The court found that “as applied” to the Thomas More Law Center (TMLC), which represents advocates of causes based on traditional Christian religious principles, the disclosure requirement “places individuals ‘in fear of excising their constitutionally protected rights of free expression, assembly, and association’” (citing other authority).

“Free speech can be exercised without making a sound or writing a word,” said Castoria. “Private donors who provide financial support for advocacy organizations that represent clients who advocate causes are exercising their First Amendment rights. Such donors’ identities should not be subject to mandatory disclosure to state agencies when doing so will likely expose them to harassment, boycott, or bodily harm.” He noted that on cross-examination, the Attorney General’s  employees admitted that no complaints had ever been made against TMLC, nor had they conducted or planned to conduct any investigation of the Law Center.

Richard Thompson, President and Chief Counsel of the Thomas More Law Center, commented, “Louie Castoria did a fantastic job not only defending the Law Center, but defending fundamental aspects of the First Amendment.”

Since NAACP v. Alabama, 357 U.S. 449 (1958), the Supreme Court of the United States has recognized that supporters of organizations advocating controversial views have the right to donate anonymously, with their identities free from disclosure from prying government eyes other than disclosure to the IRS. KD’s team established a reasonable probability that the compelled disclosure “would burden the donors’ First Amendment Rights,” as the court found.

TMLC is a 501(c)(3) nonprofit, raising funds through charitable contributions. California state law requires TMLC to file a copy of its IRS Form 990 (including the Schedule B) with the State Registry of Charitable Trusts.

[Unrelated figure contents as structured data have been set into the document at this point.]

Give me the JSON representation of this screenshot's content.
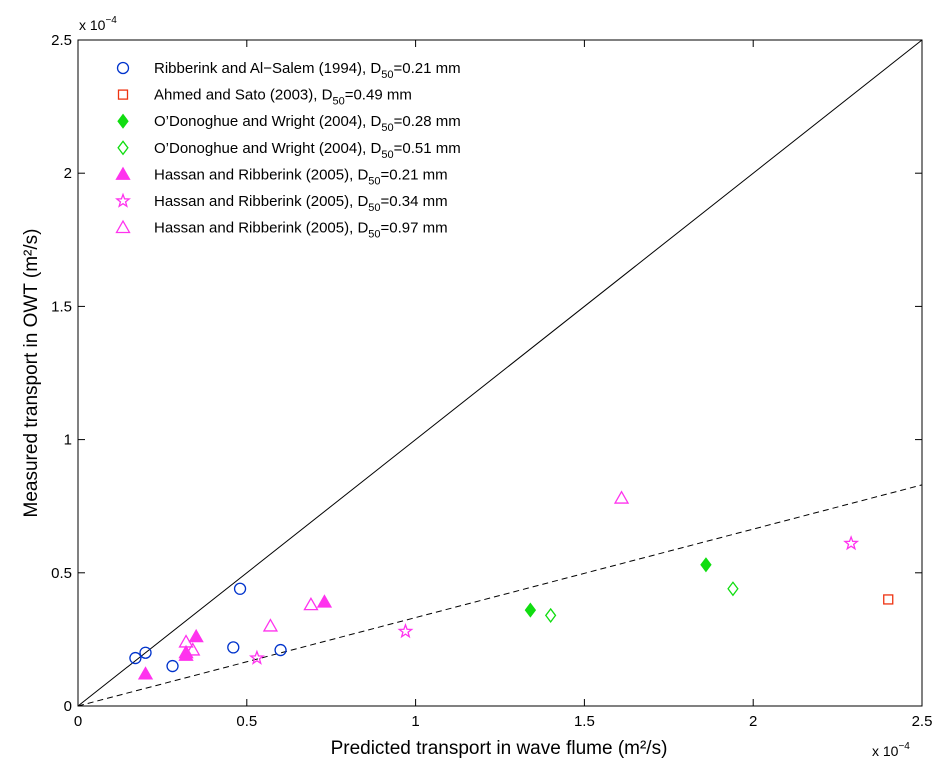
{
  "chart_data": {
    "type": "scatter",
    "xlabel": "Predicted transport in wave flume (m²/s)",
    "ylabel": "Measured transport in OWT (m²/s)",
    "x_multiplier_label": "x 10",
    "x_multiplier_exp": "−4",
    "y_multiplier_label": "x 10",
    "y_multiplier_exp": "−4",
    "xlim": [
      0,
      0.00025
    ],
    "ylim": [
      0,
      0.00025
    ],
    "x_ticks": [
      0,
      5e-05,
      0.0001,
      0.00015,
      0.0002,
      0.00025
    ],
    "y_ticks": [
      0,
      5e-05,
      0.0001,
      0.00015,
      0.0002,
      0.00025
    ],
    "x_tick_labels": [
      "0",
      "0.5",
      "1",
      "1.5",
      "2",
      "2.5"
    ],
    "y_tick_labels": [
      "0",
      "0.5",
      "1",
      "1.5",
      "2",
      "2.5"
    ],
    "grid": false,
    "legend_position": "top-left",
    "reference_lines": [
      {
        "style": "solid",
        "slope": 1,
        "x": [
          0,
          0.00025
        ],
        "y": [
          0,
          0.00025
        ]
      },
      {
        "style": "dashed",
        "slope": 0.333,
        "x": [
          0,
          0.00025
        ],
        "y": [
          0,
          8.3e-05
        ]
      }
    ],
    "series": [
      {
        "legend_prefix": "Ribberink and Al−Salem (1994), D",
        "legend_sub": "50",
        "legend_suffix": "=0.21 mm",
        "marker": "circle",
        "filled": false,
        "color": "#0033cc",
        "x": [
          1.7e-05,
          2e-05,
          2.8e-05,
          4.6e-05,
          4.8e-05,
          6e-05
        ],
        "y": [
          1.8e-05,
          2e-05,
          1.5e-05,
          2.2e-05,
          4.4e-05,
          2.1e-05
        ]
      },
      {
        "legend_prefix": "Ahmed and Sato (2003), D",
        "legend_sub": "50",
        "legend_suffix": "=0.49 mm",
        "marker": "square",
        "filled": false,
        "color": "#ee3311",
        "x": [
          0.00024
        ],
        "y": [
          4e-05
        ]
      },
      {
        "legend_prefix": "O’Donoghue and Wright (2004), D",
        "legend_sub": "50",
        "legend_suffix": "=0.28 mm",
        "marker": "diamond",
        "filled": true,
        "color": "#11dd11",
        "x": [
          0.000134,
          0.000186
        ],
        "y": [
          3.6e-05,
          5.3e-05
        ]
      },
      {
        "legend_prefix": "O’Donoghue and Wright (2004), D",
        "legend_sub": "50",
        "legend_suffix": "=0.51 mm",
        "marker": "diamond",
        "filled": false,
        "color": "#11dd11",
        "x": [
          0.00014,
          0.000194
        ],
        "y": [
          3.4e-05,
          4.4e-05
        ]
      },
      {
        "legend_prefix": "Hassan and Ribberink (2005), D",
        "legend_sub": "50",
        "legend_suffix": "=0.21 mm",
        "marker": "triangle",
        "filled": true,
        "color": "#ff33ee",
        "x": [
          2e-05,
          3.2e-05,
          3.2e-05,
          3.5e-05,
          7.3e-05
        ],
        "y": [
          1.2e-05,
          2e-05,
          1.9e-05,
          2.6e-05,
          3.9e-05
        ]
      },
      {
        "legend_prefix": "Hassan and Ribberink (2005), D",
        "legend_sub": "50",
        "legend_suffix": "=0.34 mm",
        "marker": "star",
        "filled": false,
        "color": "#ff33ee",
        "x": [
          5.3e-05,
          9.7e-05,
          0.000229
        ],
        "y": [
          1.8e-05,
          2.8e-05,
          6.1e-05
        ]
      },
      {
        "legend_prefix": "Hassan and Ribberink (2005), D",
        "legend_sub": "50",
        "legend_suffix": "=0.97 mm",
        "marker": "triangle",
        "filled": false,
        "color": "#ff33ee",
        "x": [
          3.2e-05,
          3.4e-05,
          5.7e-05,
          6.9e-05,
          0.000161
        ],
        "y": [
          2.4e-05,
          2.1e-05,
          3e-05,
          3.8e-05,
          7.8e-05
        ]
      }
    ]
  }
}
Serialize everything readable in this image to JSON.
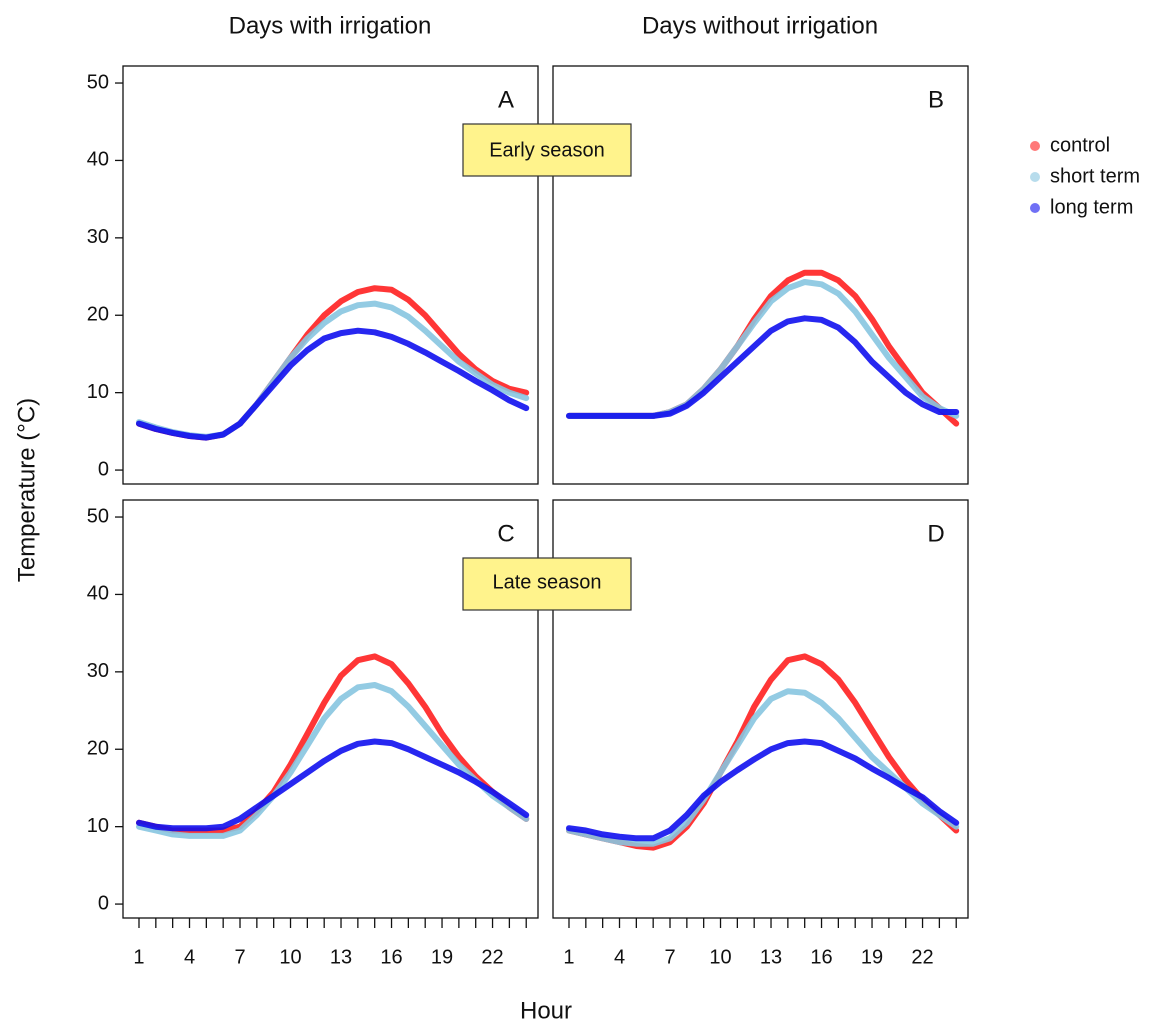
{
  "figure": {
    "column_titles": [
      "Days with irrigation",
      "Days without irrigation"
    ],
    "season_labels": [
      "Early season",
      "Late season"
    ],
    "y_label": "Temperature (°C)",
    "x_label": "Hour"
  },
  "chart_data": [
    {
      "type": "line",
      "title": "A",
      "xlim": [
        0.05,
        24.7
      ],
      "ylim": [
        -1.8,
        52.2
      ],
      "yticks": [
        0,
        10,
        20,
        30,
        40,
        50
      ],
      "x": [
        1,
        2,
        3,
        4,
        5,
        6,
        7,
        8,
        9,
        10,
        11,
        12,
        13,
        14,
        15,
        16,
        17,
        18,
        19,
        20,
        21,
        22,
        23,
        24
      ],
      "series": [
        {
          "name": "control",
          "color": "#ff2020",
          "values": [
            6,
            5.3,
            4.8,
            4.4,
            4.2,
            4.6,
            6,
            8.5,
            11.5,
            14.5,
            17.5,
            20,
            21.8,
            23,
            23.5,
            23.3,
            22,
            20,
            17.5,
            15,
            13,
            11.5,
            10.5,
            10
          ]
        },
        {
          "name": "short term",
          "color": "#87c5e0",
          "values": [
            6.2,
            5.5,
            4.9,
            4.5,
            4.3,
            4.6,
            6,
            8.5,
            11.5,
            14.5,
            17,
            19,
            20.5,
            21.3,
            21.5,
            21,
            19.8,
            18,
            16,
            14,
            12.5,
            11,
            10,
            9.3
          ]
        },
        {
          "name": "long term",
          "color": "#1010ee",
          "values": [
            6,
            5.3,
            4.8,
            4.4,
            4.2,
            4.6,
            6,
            8.5,
            11,
            13.5,
            15.5,
            17,
            17.7,
            18,
            17.8,
            17.2,
            16.3,
            15.2,
            14,
            12.8,
            11.5,
            10.3,
            9,
            8
          ]
        }
      ]
    },
    {
      "type": "line",
      "title": "B",
      "xlim": [
        0.05,
        24.7
      ],
      "ylim": [
        -1.8,
        52.2
      ],
      "x": [
        1,
        2,
        3,
        4,
        5,
        6,
        7,
        8,
        9,
        10,
        11,
        12,
        13,
        14,
        15,
        16,
        17,
        18,
        19,
        20,
        21,
        22,
        23,
        24
      ],
      "series": [
        {
          "name": "control",
          "color": "#ff2020",
          "values": [
            7,
            7,
            7,
            7,
            7,
            7,
            7.5,
            8.5,
            10.5,
            13,
            16,
            19.5,
            22.5,
            24.5,
            25.5,
            25.5,
            24.5,
            22.5,
            19.5,
            16,
            13,
            10,
            8,
            6
          ]
        },
        {
          "name": "short term",
          "color": "#87c5e0",
          "values": [
            7,
            7,
            7,
            7,
            7,
            7,
            7.5,
            8.5,
            10.5,
            13,
            16,
            19,
            21.8,
            23.5,
            24.3,
            24,
            22.8,
            20.5,
            17.5,
            14.5,
            12,
            9.5,
            8,
            7
          ]
        },
        {
          "name": "long term",
          "color": "#1010ee",
          "values": [
            7,
            7,
            7,
            7,
            7,
            7,
            7.3,
            8.3,
            10,
            12,
            14,
            16,
            18,
            19.2,
            19.6,
            19.4,
            18.4,
            16.5,
            14,
            12,
            10,
            8.5,
            7.5,
            7.5
          ]
        }
      ]
    },
    {
      "type": "line",
      "title": "C",
      "xlim": [
        0.05,
        24.7
      ],
      "ylim": [
        -1.8,
        52.2
      ],
      "yticks": [
        0,
        10,
        20,
        30,
        40,
        50
      ],
      "xticks": [
        1,
        4,
        7,
        10,
        13,
        16,
        19,
        22
      ],
      "xticks_minor": [
        2,
        3,
        5,
        6,
        8,
        9,
        11,
        12,
        14,
        15,
        17,
        18,
        20,
        21,
        23,
        24
      ],
      "x": [
        1,
        2,
        3,
        4,
        5,
        6,
        7,
        8,
        9,
        10,
        11,
        12,
        13,
        14,
        15,
        16,
        17,
        18,
        19,
        20,
        21,
        22,
        23,
        24
      ],
      "series": [
        {
          "name": "control",
          "color": "#ff2020",
          "values": [
            10.5,
            10,
            9.5,
            9.5,
            9.5,
            9.5,
            10,
            12,
            14.5,
            18,
            22,
            26,
            29.5,
            31.5,
            32,
            31,
            28.5,
            25.5,
            22,
            19,
            16.5,
            14.5,
            12.5,
            11
          ]
        },
        {
          "name": "short term",
          "color": "#87c5e0",
          "values": [
            10,
            9.5,
            9,
            8.8,
            8.8,
            8.8,
            9.5,
            11.5,
            14,
            17,
            20.5,
            24,
            26.5,
            28,
            28.3,
            27.5,
            25.5,
            23,
            20.5,
            18,
            16,
            14,
            12.5,
            11
          ]
        },
        {
          "name": "long term",
          "color": "#1010ee",
          "values": [
            10.5,
            10,
            9.8,
            9.8,
            9.8,
            10,
            11,
            12.5,
            14,
            15.5,
            17,
            18.5,
            19.8,
            20.7,
            21,
            20.8,
            20,
            19,
            18,
            17,
            15.8,
            14.5,
            13,
            11.5
          ]
        }
      ]
    },
    {
      "type": "line",
      "title": "D",
      "xlim": [
        0.05,
        24.7
      ],
      "ylim": [
        -1.8,
        52.2
      ],
      "xticks": [
        1,
        4,
        7,
        10,
        13,
        16,
        19,
        22
      ],
      "xticks_minor": [
        2,
        3,
        5,
        6,
        8,
        9,
        11,
        12,
        14,
        15,
        17,
        18,
        20,
        21,
        23,
        24
      ],
      "x": [
        1,
        2,
        3,
        4,
        5,
        6,
        7,
        8,
        9,
        10,
        11,
        12,
        13,
        14,
        15,
        16,
        17,
        18,
        19,
        20,
        21,
        22,
        23,
        24
      ],
      "series": [
        {
          "name": "control",
          "color": "#ff2020",
          "values": [
            9.5,
            9,
            8.5,
            8,
            7.5,
            7.3,
            8,
            10,
            13,
            17,
            21,
            25.5,
            29,
            31.5,
            32,
            31,
            29,
            26,
            22.5,
            19,
            16,
            13.5,
            11.5,
            9.5
          ]
        },
        {
          "name": "short term",
          "color": "#87c5e0",
          "values": [
            9.5,
            9,
            8.5,
            8,
            7.8,
            7.8,
            8.5,
            10.5,
            13.5,
            17,
            20.5,
            24,
            26.5,
            27.5,
            27.3,
            26,
            24,
            21.5,
            19,
            17,
            15,
            13,
            11.5,
            10
          ]
        },
        {
          "name": "long term",
          "color": "#1010ee",
          "values": [
            9.8,
            9.5,
            9,
            8.7,
            8.5,
            8.5,
            9.5,
            11.5,
            14,
            15.8,
            17.3,
            18.7,
            20,
            20.8,
            21,
            20.8,
            19.8,
            18.8,
            17.5,
            16.3,
            15,
            13.8,
            12,
            10.5
          ]
        }
      ]
    }
  ]
}
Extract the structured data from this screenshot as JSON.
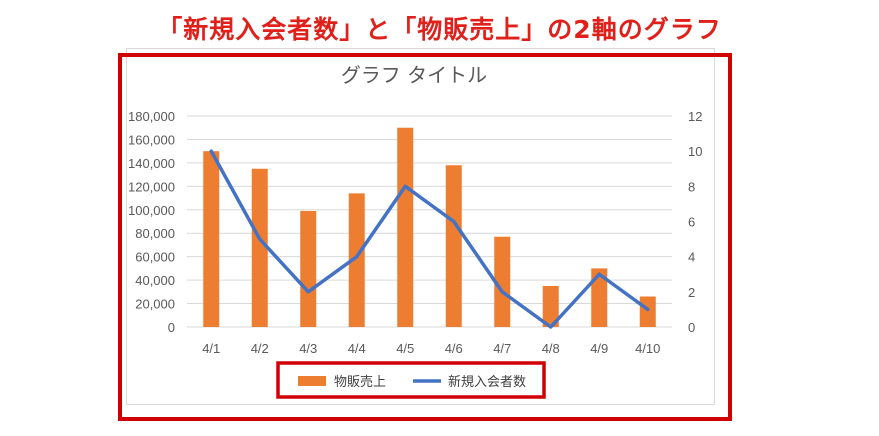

It includes the names and addresses of every donor who gave more than $5,000 in a tax year. The Form 990 is public but the Schedule B is not. Since 2001, TMLC filed its Form 990 with the Attorney General, not including its Schedule B, and each year the Attorney General accepted the registration. But in 2015, the Attorney General gave TMLC 30 days’ notice that if it did not file its Schedule B list, its tax exempt status and license to raise funds would be revoked, and its officers would be held personally liable for penalties.

The District Court granted TMLC a preliminary injunction which the Ninth Circuit partially vacated, but allowed the District Court to decide TMLC’s “as-applied” challenge at trial.

As an “as-applied” constitutional challenge, the case does not apply on a blanket basis to all advocacy organizations, but illustrates the continuing need for judicial protection of controversial free speech, on all points in the spectrum of opinion.

The case is Thomas More Law Center v. Harris, No. CV 15-3048-R, (C.D., Cal., 11/16/2016).